Some ground-truth labels do not pose ethical questions, as when workers for Amazon Mechanical Turk, which includes a data-labeling service, label an image as a cat or a dog. But others undoubtedly do, as when images of faces are labeled for criminality or sexual preference. The language used to describe these socially sensitive systems present them either as neutral, objective judges of physiognomic fact (as in this study by Xiaolin Wu and Xi Zhang) or super-intelligent oracles able to detect patterns too subtle for human perception (as in this study by Yilun Wang and Michal Kosinski). Neither of these depictions help non-experts appreciate how the systems bake in and amplify human bias and judgment at the scale only possible with automation by large, powerful computational systems.

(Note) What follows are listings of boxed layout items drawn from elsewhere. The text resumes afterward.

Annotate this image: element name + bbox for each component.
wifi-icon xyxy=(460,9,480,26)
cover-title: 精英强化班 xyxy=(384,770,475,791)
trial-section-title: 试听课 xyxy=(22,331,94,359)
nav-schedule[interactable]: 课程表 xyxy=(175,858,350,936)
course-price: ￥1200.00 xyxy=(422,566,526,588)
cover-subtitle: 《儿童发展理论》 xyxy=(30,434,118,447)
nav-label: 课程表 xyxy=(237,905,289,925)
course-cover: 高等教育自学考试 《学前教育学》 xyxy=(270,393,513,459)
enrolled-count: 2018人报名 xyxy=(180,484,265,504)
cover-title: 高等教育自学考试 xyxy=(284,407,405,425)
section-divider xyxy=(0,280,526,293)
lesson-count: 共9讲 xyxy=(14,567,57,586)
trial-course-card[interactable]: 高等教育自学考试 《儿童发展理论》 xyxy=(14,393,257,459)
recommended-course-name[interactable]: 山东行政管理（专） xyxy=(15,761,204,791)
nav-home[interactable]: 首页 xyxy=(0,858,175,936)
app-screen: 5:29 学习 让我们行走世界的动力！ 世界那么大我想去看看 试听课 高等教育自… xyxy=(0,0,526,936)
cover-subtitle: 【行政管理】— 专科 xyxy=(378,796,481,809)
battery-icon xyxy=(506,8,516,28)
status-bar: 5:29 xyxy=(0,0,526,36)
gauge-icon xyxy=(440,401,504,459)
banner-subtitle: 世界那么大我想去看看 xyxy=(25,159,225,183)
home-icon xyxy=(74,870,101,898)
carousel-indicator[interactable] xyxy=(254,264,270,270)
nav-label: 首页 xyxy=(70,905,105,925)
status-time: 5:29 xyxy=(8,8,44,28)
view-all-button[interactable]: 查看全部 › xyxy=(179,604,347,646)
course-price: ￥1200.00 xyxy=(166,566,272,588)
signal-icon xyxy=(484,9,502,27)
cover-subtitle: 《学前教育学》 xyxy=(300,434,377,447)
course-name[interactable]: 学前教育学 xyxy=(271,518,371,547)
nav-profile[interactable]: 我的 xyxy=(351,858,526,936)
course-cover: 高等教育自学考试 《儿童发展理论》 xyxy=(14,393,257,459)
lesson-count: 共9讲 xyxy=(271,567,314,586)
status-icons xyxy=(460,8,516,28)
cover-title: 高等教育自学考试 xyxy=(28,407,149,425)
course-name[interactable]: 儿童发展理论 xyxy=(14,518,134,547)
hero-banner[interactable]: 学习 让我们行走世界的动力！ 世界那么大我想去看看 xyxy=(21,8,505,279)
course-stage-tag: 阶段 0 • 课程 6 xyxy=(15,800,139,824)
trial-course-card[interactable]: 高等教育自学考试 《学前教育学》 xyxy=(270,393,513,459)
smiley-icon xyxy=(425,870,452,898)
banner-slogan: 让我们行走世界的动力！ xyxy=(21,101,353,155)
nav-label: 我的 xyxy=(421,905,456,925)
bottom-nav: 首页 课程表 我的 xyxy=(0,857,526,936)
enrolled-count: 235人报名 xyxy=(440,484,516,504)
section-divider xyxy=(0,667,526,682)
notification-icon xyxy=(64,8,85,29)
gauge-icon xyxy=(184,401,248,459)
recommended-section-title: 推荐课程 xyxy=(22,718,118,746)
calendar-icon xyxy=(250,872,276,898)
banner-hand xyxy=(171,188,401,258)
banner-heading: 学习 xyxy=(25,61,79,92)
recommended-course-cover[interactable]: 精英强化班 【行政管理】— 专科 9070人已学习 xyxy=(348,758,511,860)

READ MORE: Our Q&A with Geoffrey Hinton, the Canadian godfather of deep learning AI

The machine-learning community has taken notice of these three major ways bias can creep into AI algorithms and efforts are springing up to address the problem. The Canadian Institute for Advanced Research’s pan-Canadian artificial intelligence strategy includes a goal to address the impact AI will have on society, including efforts to address and set standards around bias. Researchers working under professors Richard Zemel and Toni Pitassi at the University of Toronto and the Vector Institute are actively exploring technical approaches to promote fairness, modifying the math in algorithms to account for underrepresented minorities and hidden correlations. Organizations like the Fairness, Accountability, and Transparency (FAT*) Conference, Data & Society, and the AI Now Institute are bringing together academics, technologists, and policymakers to support pragmatic change. It’s important to recognize that prioritizing ethics takes determination and hard work in the flurry of performance against short-term metrics and returns.

Existing research efforts to overcome statistical bias will hopefully result in sound, open-source solutions in 2018. But identifying and extracting bias baked into the way these algorithms are trained will be a delicate and diffuse task. We may ultimately need to reframe how we think about the role many AI tools play in society—viewing them not as neutral tools, but as convex mirrors that quantify our own biases, inequalities, and prejudices. We have the choice to modify the math behind AI algorithms to promote the future we want, but only if we first have the courage to face down the hard truths of our present.